So what if OpenAI Sora didn’t create the mind-blowing Balloon Head video without assistance – I still think it’s incredible
Sora fans just learned a hard lesson: filmmakers will be filmmakers and will do what’s necessary to make their creations as convincing and eye-popping as possible. But if this made them think less of OpenAI‘s generative AI video platform, they’re wrong.
When OpenAI handed an early version of the generative Video AI platform to a bunch of creatives, one team – Shy Kids – created an unforgettable video of a man with a yellow balloon for a head. Many declared Air Head to be a weird and powerful breakthrough, but a behind-the-scenes video has cast a rather different spin on it. And it turns out that as good as Sora is at generating video from test prompts, there were many things that the platform either couldn’t do or didn’t produce just as the filmmakers wanted.
The video’s post-production editor Patrick Cederberg offered, in an interview with FxGuide, a lengthy list of changes Cederberg’s team made to Sora’s output to create the stunning effects we saw in the final, 1-minute, 22-second Air Head video.
Sora’s developers, for instance, included no understanding of typical film shots like panning, tracking, and zooming, so the team sometimes had to create a pan and tilt shot out of the existing more static clip.
Plus, while Sora is capable of outputting lengthy videos based on long text prompts, there is no guarantee that the subjects in each prompt will remain consistent from one output clip to another. It took considerable work and experimentation in prompts to get videos that connected disparate shots into a semi-connected whole.
As Cederberg notes in an Air Head Behind the Scenes video “What ultimately you’re seeing took work time and human hands to get it looking semi-consistent.”
The balloon head sounds particularly challenging, as Sora understands the idea of a balloon but doesn’t base its output on, say, an individual video or photo of a balloon. In Sora’s original idea, every balloon had a sting attached; Cederberg’s team had to paint that out of each frame. More frustratingly, Sora often wanted to put the impression (see above), outline, or drawing of a face on the balloons. And while the final video features a yellow balloon in each shot, the Sora output usually had different balloon colors that Shy Kids would adjust in post.
Shy Kids told FxGuide that all the video they used is Sora output, it’s just that if they had used the video untouched, the film would’ve lacked the continuity and cohesion of the final, wistful product.
This is good news
Does this news turn the charming Shy Kids video into Sora’s Milkshake Duck? Not necessarily.
If you look at some of the unretouched videos and images in the Behind the Scenes video, they’re still remarkable and while post-production was necessary, Shy Kids never shot a single bit of real film to produce the initial images and video.

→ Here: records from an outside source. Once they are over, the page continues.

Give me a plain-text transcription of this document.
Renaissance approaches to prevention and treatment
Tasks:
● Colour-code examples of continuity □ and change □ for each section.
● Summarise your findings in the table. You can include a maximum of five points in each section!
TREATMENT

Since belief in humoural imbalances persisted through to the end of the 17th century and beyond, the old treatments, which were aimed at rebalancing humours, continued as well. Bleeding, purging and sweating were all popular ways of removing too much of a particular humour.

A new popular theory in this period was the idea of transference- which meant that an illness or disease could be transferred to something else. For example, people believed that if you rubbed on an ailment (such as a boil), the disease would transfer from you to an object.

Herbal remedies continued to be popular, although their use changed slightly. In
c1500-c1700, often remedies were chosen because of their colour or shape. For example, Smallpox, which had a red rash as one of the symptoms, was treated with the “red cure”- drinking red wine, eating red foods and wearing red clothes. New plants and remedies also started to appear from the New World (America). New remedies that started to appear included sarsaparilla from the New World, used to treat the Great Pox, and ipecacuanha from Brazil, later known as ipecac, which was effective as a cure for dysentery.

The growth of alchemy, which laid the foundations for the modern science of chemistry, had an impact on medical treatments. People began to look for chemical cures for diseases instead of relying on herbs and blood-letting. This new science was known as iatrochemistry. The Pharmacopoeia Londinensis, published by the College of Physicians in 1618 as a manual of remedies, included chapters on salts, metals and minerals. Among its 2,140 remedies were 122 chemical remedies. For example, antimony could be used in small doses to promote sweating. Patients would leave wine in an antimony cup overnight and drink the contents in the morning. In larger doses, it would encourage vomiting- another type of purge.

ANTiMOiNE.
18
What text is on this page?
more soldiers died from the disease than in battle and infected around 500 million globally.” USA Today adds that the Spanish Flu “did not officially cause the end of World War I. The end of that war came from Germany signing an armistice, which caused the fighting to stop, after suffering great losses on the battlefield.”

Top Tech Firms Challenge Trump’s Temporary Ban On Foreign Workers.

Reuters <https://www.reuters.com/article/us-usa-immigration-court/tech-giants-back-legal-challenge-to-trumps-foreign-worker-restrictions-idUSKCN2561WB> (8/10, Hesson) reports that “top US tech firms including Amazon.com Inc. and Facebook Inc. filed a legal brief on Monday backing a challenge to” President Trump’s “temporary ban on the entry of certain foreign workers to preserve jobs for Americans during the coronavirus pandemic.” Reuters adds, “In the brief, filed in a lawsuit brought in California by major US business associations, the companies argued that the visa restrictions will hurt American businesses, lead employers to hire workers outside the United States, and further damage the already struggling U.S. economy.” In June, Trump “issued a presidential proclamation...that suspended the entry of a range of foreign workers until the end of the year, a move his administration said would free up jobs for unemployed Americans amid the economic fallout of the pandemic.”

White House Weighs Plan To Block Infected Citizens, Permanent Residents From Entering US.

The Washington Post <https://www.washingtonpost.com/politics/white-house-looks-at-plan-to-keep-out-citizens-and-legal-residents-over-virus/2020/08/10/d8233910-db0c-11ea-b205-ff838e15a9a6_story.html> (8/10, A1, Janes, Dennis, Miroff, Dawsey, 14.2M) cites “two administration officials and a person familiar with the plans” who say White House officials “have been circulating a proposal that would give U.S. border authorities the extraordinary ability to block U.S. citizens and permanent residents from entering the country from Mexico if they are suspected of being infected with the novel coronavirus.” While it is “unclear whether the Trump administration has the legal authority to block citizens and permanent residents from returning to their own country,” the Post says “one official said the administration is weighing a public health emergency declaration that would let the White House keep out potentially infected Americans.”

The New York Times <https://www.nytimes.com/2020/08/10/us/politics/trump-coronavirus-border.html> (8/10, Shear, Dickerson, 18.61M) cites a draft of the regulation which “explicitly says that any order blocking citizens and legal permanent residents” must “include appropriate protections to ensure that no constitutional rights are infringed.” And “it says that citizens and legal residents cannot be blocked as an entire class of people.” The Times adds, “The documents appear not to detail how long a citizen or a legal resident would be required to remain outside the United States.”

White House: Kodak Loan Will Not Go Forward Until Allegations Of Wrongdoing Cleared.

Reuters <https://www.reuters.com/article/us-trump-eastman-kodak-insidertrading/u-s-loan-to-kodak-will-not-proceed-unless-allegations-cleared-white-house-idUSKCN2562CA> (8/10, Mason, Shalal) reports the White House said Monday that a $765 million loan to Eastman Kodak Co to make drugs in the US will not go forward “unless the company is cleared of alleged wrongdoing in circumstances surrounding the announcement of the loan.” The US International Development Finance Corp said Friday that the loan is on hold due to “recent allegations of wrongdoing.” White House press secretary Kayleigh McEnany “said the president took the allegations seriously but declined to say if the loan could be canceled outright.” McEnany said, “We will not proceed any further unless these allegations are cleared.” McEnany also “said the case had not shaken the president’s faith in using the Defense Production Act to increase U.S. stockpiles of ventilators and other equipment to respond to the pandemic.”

Even as AI innovation races forward and we see huge generational leaps as often as every three months, AI of almost any stripe is far from perfect. ChatGPT’s responses are usually accurate, but can still miss the context and get basic facts wrong. With text-to-imagery, the results are even more varied because, unlike AI-generated text response – which can use fact-based sources and mostly predicts the right next word – generative imaging base their output on a representation of that idea or concept. That’s particularly true of diffusion models that use training information to figure out what something should look like, which means that output can vary wildly from image to image.
“It’s not as easy as a magic trick: type something in and get exactly what you’re hoping for,” Shy Kids Producer Syndey Leeder says in the Behind the Scenes video.
These models may have a general idea of what a balloon or person looks like. Asking such a system to imagine a man on a bike six times will get you six different results. They may all look good, but it’s unlikely the man or bicycle will be the same in every image. Video generation likely compounds the issue, with the odds of maintaining scene and image consistency across thousands of frames and from clip to clip extremely low.
With that in mind, Shy Kids’ accomplishment is even more noteworthy. Air Heads manages to maintain both the otherworldliness of an AI video and a cinematic essence.
This is how AI should work
Automation doesn’t mean the complete removal of human intervention. This is as true for videos as it is on the factory floor, where the introduction of robots has not meant people-free production. I vividly recall Elon Musk’s efforts to automate as much of the Tesla Model 3’s production as possible. It was a near disaster and production went more smoothly when he added back the humanity.
A creative process such as filmmaking or production will always require the human touch. Shy Kids needed an idea before they could start feeding it to Sora. And when Sora didn’t understand their intentions, they had to adjust the output by hand. As most creative endeavors do, it became a partnership, one where the accomplished Sora AI provided a tremendous shortcut, but one that still didn’t take the project to completion.
Instead of bursting Air Head‘s bubble, these revelations remind us that the marriage of traditional media and AI still requires a human’s guiding hand and that’s unlikely to change – at least for the time being.